In May of this year, two studies1,2 reported the effects of heart drugs in different racial groups: in one, the drug worked equally well for blacks and whites, whereas in the second, another drug was more effective in white patients. The publications were followed by a flurry of newspaper articles with titles like “Shouldn't a pill be color blind?” or “Drug works poorly for blacks.” And in the pages of the New England Journal of Medicine, where the studies were published, a heated debate continues. Critics of the studies—in particular the one showing a difference in drug response—accuse the authors of reinforcing the idea that biological differences underlie the social concept of race. Supporters of the studies say that they provide valuable medical information and a framework for identifying the molecular determinants of an individual's response to a drug.

The publications and the debate that has followed, which is not new to biomedical research, bring to light the confusion and potential harmful effects of using 'race' as a variable in medical research. Confusion because, on one hand, scientists have long been saying that at the genetic level there is more variation between two individuals in the same population than between populations and that there is no biological basis for 'race'. On the other hand, scientists continue to use race as a way to classify human biological diversity and as a substitute for biological relatedness. The potential harm to patients was highlighted in the decision by some doctors to no longer treat black patients suffering from chronic heart failure with angiotensin-converting enzyme inhibitors3, the drug that was reported to be less effective in this group of patients in one of the NEJM papers2. In practical terms, this means that because researchers found that ACE inhibitors did not seem to work in 800 patients who identified themselves as 'black', a doctor would not prescribe the drug to a patient that he or she perceives as being 'black'. And in fact some pharmaceutical companies are now exploring the concept of developing and marketing heart drugs specifically to black patients.

A paper by Wilson et al.4 (pages 265–269) in this issue of Nature Genetics shows a way to identify average differences in drug response among groups of people without any knowledge of race or ethnicity. The authors assigned individuals to four clusters by genotyping X-linked microsatellites. They found differences in the frequencies of different alleles of drug metabolizing enzymes—presumed genetic determinants of drug response—among clusters. The idea of inferring biological relatedness from multi-locus genotype data is not new, but its application to pharmacogenomic research is. Significantly, population clusters identified by genotype analysis seem to be more informative than those identified by skin color or self-declaration of race, at least in identifying variations in allele frequencies of genes encoding drug-metabolizing enzymes.

Adverse drug reactions or failure to respond to certain drugs can be influenced by polymorphisms in genes responsible for metabolizing drugs. The frequency of such polymorphisms has been found to vary between populations of common ancestry. These observations have led some researchers to readily attribute any observed differences in drug response between more or less defined ethnic or racial groups to inherent genetic differences (even if no such differences are looked for, let alone identified). The problem is that an individual's response to a drug depends on a host of factors, including overall health, lifestyle, support system, education and socioeconomic status—all of which are difficult to control for and likely to be affected, at least in the United States, by a person's 'race'.

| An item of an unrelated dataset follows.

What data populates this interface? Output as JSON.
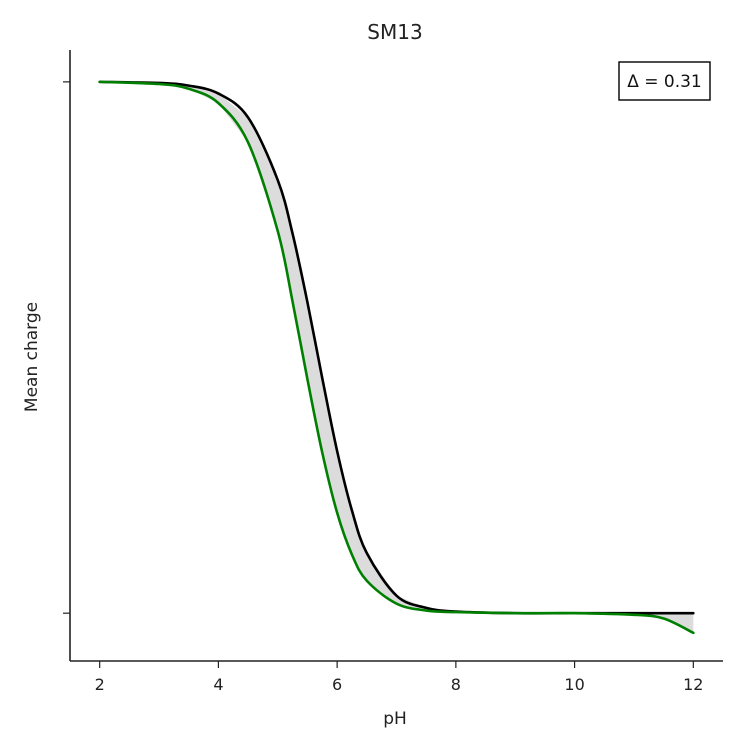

Another problem is that race is an imprecise term. While the frequencies of certain allelic variants and mutations vary among people who share geographic origins, such ancestry is not necessarily reflected in the commonly used racial categories—American Indian, Asian, black, white, Hispanic, or other—which are based on the divisions used by the US Census Bureau5. Citing increasing diversity of the nation's population, the US Office of Management and Budget last year added the 'other' category to the Census and gave individuals the option to pick more than one race.

For this reason, the race-neutral approach proposed by Wilson et al.4 offers an attractive alternative. The authors suggest that the methodology should be used in phase III clinical trial to test for drug efficacy in different groups of patients. It is too early to determine whether the method will inform clinical practice. For one, the authors have looked at the association between population genetic structure and polymorphisms in drug-metabolizing enzymes; they have not examined response to drugs, which is likely to involve, in most cases, the interaction of several genes as well as other factors. Even then, it is unlikely that such genetic diagnostics will soon be available to most clinicians worldwide (it is still much easier to note skin color and family history). Nonetheless, the idea of replacing conventional ethnic labels with a defined genetic structure is worth pursuing, in that it moves us closer to the ultimate goal of 'individualized therapy'.

While a number of studies, including that of Wilson et al.4, have shown that average differences in the genetic determinants of drug response may exist among groups, such differences are relatively small and there is considerable overlap between groups. Once all the genes that contribute to drug response are identified, doctors will be able to prescribe drugs based on patients' genotypes. For patients, this is the real promise of the Human Genome Project.